Microsoft, Amazon, Apple, Alphabet, Facebook and Berkshire Hathaway — six of the most highly valued companies in the S&P 500 — don’t just boast the index’s biggest market caps.

In fact, those six companies are worth about as much as the bottom 290 companies in the S&P combined. Taken together, their market caps total $4.2 trillion, while the bottom 290 S&P companies are worth roughly $4.3 trillion.

It’s fairly common knowledge that the top 50 S&P stocks are worth more than the bottom 450, and it’s not unusual that the market is frequently this “top-heavy,” says Carter Worth, chief market technician at Cornerstone Macro.

But the concentration in these six names is noteworthy, and it could mean trouble for the market, Worth said Tuesday on CNBC’s “Fast Money.”

Considering the influence they have over the S&P’s direction, it makes you wonder: “Is it an index, or is it a few big names that drive everything?” Worth said. “That’s what makes beating the index so hard.”

He called attention to this chart tracking the six-stock basket against its 150-day moving average, as well as the number of times it has traded above or below that average.

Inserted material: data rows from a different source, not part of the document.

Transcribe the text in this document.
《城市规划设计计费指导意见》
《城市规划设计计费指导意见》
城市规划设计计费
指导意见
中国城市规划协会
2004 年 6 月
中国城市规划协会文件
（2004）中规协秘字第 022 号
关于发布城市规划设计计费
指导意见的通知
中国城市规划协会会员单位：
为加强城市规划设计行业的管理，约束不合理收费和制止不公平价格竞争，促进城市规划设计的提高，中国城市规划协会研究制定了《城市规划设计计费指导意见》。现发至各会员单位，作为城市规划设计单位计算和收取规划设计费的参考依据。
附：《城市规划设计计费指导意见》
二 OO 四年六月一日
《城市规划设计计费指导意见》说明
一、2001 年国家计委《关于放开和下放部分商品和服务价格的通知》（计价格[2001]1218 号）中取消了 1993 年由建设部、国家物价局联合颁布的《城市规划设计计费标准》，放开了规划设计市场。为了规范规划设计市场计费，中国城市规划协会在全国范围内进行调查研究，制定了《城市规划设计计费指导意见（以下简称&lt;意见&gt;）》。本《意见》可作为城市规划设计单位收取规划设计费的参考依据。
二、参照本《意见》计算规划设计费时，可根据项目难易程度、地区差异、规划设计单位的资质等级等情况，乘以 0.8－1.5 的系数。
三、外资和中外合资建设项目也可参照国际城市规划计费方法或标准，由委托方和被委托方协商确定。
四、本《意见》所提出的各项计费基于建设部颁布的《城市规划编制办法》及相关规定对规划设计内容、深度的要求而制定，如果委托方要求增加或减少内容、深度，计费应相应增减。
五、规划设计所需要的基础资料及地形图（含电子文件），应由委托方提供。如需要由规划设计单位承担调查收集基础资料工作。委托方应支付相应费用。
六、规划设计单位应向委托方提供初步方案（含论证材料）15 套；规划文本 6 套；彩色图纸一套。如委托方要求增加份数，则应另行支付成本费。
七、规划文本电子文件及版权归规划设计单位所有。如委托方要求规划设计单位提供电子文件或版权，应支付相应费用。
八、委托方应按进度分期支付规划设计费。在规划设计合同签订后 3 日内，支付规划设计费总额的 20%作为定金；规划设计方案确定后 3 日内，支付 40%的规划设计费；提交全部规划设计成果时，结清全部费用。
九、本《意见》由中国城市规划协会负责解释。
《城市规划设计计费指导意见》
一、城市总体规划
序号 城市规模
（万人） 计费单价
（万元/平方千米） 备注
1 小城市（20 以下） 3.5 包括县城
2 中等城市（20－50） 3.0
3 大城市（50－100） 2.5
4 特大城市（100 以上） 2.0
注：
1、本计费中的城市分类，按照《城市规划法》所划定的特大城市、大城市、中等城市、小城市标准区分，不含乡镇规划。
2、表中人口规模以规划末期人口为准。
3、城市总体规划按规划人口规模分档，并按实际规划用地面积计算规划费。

“Literally, every single time we have gotten this far above the 150-day moving average, we have peaked. It is right at that level yet again,” Worth said, pointing to the uptick in the bottom panel’s trend line. “So, as this goes, so goes the market. I think you’ve got a crowding that’s not so good. Just to put it in real context, think of those six names relative to the S&P. It’s all so dependent on these big names.”

Moreover, while the market’s “heavy hitters” have made up 15% of the S&P’s total market cap, on average, since at least the 1990s, that percentage is also ticking up, Worth noted.

“We’re starting to get back to a level that is typically indicative of when markets peak. That’s ’07, so forth and so on,” he said. “None of this is particularly healthy.”

By market cap, Microsoft is worth about $963 billion, Amazon is worth $949 billion, Apple is worth $969 billion, Facebook is worth $540 billion, and Berkshire Hathaway is worth $515 billion.

The broader market mounted a recovery Wednesday, with the S&P lifting off its Tuesday lows early in the session.